Today, we are going to look into the details of the Dow Theory signal.
For the purposes of this post I will use GLD and SLV (the most popular gold and silver ETFs) as proxies for the prices of gold and silver.
In 5/16/12 we had the last leg down (primary movement) in both indices that established new lows for the move. These are the prices to note:
Thereafter, there was a rally, namely:
11 days rally in gold. End of rally: 06/01/2012 at 157.5. This amounts to a rally exceeding 5.3% from the lows (at 149.46).
14 days rally in silver. End of rally: 6/6/2012 at 28.51. This amounts to a rally exceeding 8% from the lows (at 26.37).
Thus, both rallies qualify as a correction of the previous primary down move, since both movements exceeded 3% and lasted more than 10 trading days.
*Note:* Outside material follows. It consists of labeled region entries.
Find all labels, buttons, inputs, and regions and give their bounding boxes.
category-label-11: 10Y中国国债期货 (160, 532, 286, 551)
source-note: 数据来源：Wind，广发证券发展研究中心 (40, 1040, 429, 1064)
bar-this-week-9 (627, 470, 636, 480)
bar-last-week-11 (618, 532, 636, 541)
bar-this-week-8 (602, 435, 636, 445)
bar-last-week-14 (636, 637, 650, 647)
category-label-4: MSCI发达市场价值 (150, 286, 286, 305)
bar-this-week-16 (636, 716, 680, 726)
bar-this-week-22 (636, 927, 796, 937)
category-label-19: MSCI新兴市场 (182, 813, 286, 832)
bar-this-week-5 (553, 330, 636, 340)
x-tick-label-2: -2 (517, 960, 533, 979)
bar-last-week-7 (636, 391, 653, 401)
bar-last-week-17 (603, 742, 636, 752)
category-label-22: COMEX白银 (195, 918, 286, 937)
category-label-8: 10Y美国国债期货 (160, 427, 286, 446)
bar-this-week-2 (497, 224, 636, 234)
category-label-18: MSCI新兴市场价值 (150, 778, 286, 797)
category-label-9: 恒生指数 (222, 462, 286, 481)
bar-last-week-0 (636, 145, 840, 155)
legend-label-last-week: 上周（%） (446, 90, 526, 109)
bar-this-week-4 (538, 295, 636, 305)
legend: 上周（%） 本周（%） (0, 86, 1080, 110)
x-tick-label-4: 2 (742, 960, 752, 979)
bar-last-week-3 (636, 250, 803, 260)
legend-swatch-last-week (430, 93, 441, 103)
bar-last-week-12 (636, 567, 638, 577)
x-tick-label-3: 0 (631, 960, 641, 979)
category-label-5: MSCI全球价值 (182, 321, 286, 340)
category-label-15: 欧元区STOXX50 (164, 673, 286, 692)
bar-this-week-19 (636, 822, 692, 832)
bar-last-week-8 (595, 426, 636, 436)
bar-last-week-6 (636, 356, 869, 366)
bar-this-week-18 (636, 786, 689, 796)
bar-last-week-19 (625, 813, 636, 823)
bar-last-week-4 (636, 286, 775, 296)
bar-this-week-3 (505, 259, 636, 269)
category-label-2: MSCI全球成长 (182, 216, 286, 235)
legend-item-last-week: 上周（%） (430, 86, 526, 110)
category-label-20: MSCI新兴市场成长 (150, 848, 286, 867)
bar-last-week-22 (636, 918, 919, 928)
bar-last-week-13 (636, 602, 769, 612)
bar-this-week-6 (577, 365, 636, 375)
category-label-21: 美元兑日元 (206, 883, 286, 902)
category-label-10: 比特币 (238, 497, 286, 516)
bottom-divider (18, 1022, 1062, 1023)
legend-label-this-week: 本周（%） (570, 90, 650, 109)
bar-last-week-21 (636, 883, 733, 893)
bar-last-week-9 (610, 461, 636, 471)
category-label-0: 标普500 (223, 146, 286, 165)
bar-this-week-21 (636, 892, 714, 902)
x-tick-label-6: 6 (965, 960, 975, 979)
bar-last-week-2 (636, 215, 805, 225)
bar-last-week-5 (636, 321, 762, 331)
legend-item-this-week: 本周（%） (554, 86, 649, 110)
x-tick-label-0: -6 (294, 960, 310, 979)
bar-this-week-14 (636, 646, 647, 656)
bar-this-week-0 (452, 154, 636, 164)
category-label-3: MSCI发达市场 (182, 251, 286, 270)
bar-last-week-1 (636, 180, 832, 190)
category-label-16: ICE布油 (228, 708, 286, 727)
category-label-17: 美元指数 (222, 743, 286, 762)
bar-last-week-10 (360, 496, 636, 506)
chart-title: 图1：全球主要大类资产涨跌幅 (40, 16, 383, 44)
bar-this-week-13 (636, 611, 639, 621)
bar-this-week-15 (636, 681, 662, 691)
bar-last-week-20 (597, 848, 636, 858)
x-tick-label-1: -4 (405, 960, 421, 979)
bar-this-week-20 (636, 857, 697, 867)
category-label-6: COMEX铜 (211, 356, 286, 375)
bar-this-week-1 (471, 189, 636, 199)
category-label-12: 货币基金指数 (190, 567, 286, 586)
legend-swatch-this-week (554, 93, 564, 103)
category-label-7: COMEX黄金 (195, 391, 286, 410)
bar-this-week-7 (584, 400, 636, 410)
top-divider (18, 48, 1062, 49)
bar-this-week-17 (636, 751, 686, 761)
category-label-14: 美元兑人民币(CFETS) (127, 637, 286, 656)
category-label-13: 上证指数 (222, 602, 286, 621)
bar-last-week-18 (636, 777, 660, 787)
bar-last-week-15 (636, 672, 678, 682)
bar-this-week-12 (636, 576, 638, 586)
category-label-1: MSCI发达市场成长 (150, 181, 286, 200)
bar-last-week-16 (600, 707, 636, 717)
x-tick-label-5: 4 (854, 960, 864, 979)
Three percent (3%) is the minimum magnitude under Dow Theory of a movement to be considered as significant. Under Dow Theory a rally (or decline) must last at least 10 trading days to be considered as a correction of the primary move.
From that point on, both markets staged a new leg down. However, gold refused to make a lower low (that is that the lows of June at 149.46 were not violated).
However, silver made new lower lows on 6/21, 6/22 and 6/28/2012. Such new lows were not confirmed by GLD. Under Dow Theory this lack of confirmation by GLD hinted that the primary bear market movement was likely getting exhausted.
Little by little both markets staged a new rally and:
On 8/21/2012 the previous HIGH at 157.5 was bettered by GLD
On 8/22/2012 the previous HIGH at 28.51 bettered by SLV.
So with one day delay (also bullish sign, the shorter the delay for the confirmation, the better) both GLD and SLV have bettered their previous secondary correction highs.
Under Dow Theory we got a primary bull market movement signal.
Furthermore, it is noteworthy that we are seeing higher highs and lows. In each rally gold and silver are establishing higher highs and lows. Under Dow Theory higher highs and lows hint at a bull movement of secondary nature at least.
In other words, the primary tide of the market has turned bullish for both metals and the secondary tide of the market seems, for the time being, also bullishly aligned with it.
The only negative note, however, is the mining indices. Hitherto they have refused to better their previous highs.